Дитя по известной только ему причине повернуло голову и уставилось стальными голубыми глазами на Брима – проницательность этого взгляда почти граничила с узнаванием. В этот краткий миг настроение карескрийца, и без того мрачное, приобрело еще более черный оттенок – он испытал отчетливое недоброе предчувствие.
Брим узнал это ощущение – ничего таинственного в нем не было. Он часто испытывал подобное чувство в бою, замечая вдали корабль Лиги и зная, что непременно столкнется с ним в будущем – но не сейчас.
Настанет время, когда ему придется иметь дело с юным Ла-Карном. Брим чуял это нутром. Но теперь другие дела поглощали его внимание, и он стал следить за гонками.
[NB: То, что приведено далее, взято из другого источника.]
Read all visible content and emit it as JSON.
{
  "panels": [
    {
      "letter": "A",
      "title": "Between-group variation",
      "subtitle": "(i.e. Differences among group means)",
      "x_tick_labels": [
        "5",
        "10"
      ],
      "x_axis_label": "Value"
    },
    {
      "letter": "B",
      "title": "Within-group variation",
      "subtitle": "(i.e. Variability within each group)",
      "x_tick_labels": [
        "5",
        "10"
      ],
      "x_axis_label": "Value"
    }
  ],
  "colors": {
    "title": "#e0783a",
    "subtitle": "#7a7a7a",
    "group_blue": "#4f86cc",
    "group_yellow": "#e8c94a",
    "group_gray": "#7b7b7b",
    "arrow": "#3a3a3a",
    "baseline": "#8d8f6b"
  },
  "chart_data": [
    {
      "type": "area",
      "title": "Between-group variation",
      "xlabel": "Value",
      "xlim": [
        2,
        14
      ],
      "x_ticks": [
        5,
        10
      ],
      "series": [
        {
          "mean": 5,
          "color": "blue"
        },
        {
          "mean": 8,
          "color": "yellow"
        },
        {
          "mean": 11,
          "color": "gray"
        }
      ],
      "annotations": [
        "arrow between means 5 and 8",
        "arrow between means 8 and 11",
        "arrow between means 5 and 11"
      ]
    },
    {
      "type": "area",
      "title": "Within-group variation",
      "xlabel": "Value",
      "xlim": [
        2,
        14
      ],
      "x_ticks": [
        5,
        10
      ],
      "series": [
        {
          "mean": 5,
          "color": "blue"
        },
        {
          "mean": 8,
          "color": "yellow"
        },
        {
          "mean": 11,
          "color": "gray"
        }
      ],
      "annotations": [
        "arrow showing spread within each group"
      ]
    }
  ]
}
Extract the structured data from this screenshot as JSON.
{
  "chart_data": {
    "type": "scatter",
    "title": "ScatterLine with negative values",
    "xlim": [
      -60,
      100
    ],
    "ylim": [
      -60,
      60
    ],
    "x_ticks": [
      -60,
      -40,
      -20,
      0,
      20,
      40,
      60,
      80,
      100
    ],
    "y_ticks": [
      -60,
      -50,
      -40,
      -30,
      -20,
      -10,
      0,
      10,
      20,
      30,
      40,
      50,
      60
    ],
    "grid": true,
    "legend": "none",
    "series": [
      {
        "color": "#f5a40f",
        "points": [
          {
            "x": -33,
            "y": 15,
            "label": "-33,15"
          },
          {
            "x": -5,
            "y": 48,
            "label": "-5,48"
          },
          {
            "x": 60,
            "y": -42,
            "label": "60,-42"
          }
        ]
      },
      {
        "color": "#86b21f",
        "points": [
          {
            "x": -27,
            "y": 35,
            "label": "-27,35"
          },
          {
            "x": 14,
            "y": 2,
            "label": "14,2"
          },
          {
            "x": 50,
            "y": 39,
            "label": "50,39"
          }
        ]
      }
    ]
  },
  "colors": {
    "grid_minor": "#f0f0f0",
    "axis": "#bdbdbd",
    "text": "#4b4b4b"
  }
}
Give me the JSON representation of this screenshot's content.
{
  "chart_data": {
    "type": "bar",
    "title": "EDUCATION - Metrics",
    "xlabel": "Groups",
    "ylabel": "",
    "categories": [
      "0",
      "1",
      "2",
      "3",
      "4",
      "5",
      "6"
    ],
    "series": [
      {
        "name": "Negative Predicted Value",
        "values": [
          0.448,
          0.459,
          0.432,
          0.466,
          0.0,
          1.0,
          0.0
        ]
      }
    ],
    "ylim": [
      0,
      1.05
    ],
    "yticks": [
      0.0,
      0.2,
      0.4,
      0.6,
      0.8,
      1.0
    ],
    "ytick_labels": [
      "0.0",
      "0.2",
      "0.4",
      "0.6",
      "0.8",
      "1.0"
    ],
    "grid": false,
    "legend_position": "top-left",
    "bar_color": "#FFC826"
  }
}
Ровно в два часа утренней вахты загремели воинственные аккорды "Победителя", национального гимна Лиги, и эсминец "Ренкерс", пролетев над павильоном, круто набрал высоту и ушел в космос, вращаясь вокруг собственной оси. Как только он растворился в небе, громкоговорители возвестили о прибытии Кабула Анака, представляющего особу изгнанного Негрола Трианского. Брим проследил за ним со смешанными чувствами и решил, что о вчерашнем вечере нужно забыть. Ровно через десять циклов после прибытия Анака традиционные фанфары объявили о начале состязаний, и распорядитель гонок, седой ветеран Контролер, произнес со своей платформы перед павильоном краткую речь об отваге и спортивном духе. Говорил он на фертрюхте. "Интересно, многие ли из участников его понимают?" – подумал Брим.
Рейсы производились в порядке, обратном результатам предыдущих гонок. Поэтому прежде всего отворились двери рипернийското ангара: этот мелкий сектор в прошлый раз оказался первым с конца. Пока духовой оркестр наяривал национальный гимн сектора "Нет звезды такой, как Риперн", мощный тягач вывел клинообразный гоночный звездолет на гравиподушку. Человек тридцать механиков в сиреневых комбинезонах шли по обе стороны аппарата, сопровождая его в гравибассейн.
Карабкаясь по лестницам, они произвели финальный осмотр корабля, экипаж в ярких скафандрах поднялся на борт под нестройные приветствия зрителей, и гравигенераторы заработали с грохотом и вспышками света. Пилоты помахали из своей тесной кабины, армия легионеров расступилась, освобождая дорогу от гравибассейна к озеру, и кораблик двинулся к воде, ревя двумя своими генераторами. Недалеко от берега, на безопасном расстоянии от павильона он остановился в кругу гидрантов Н-излучения, и специальная команда активировала его гипердвигатель. После этого аппарат устремился на взлетную полосу.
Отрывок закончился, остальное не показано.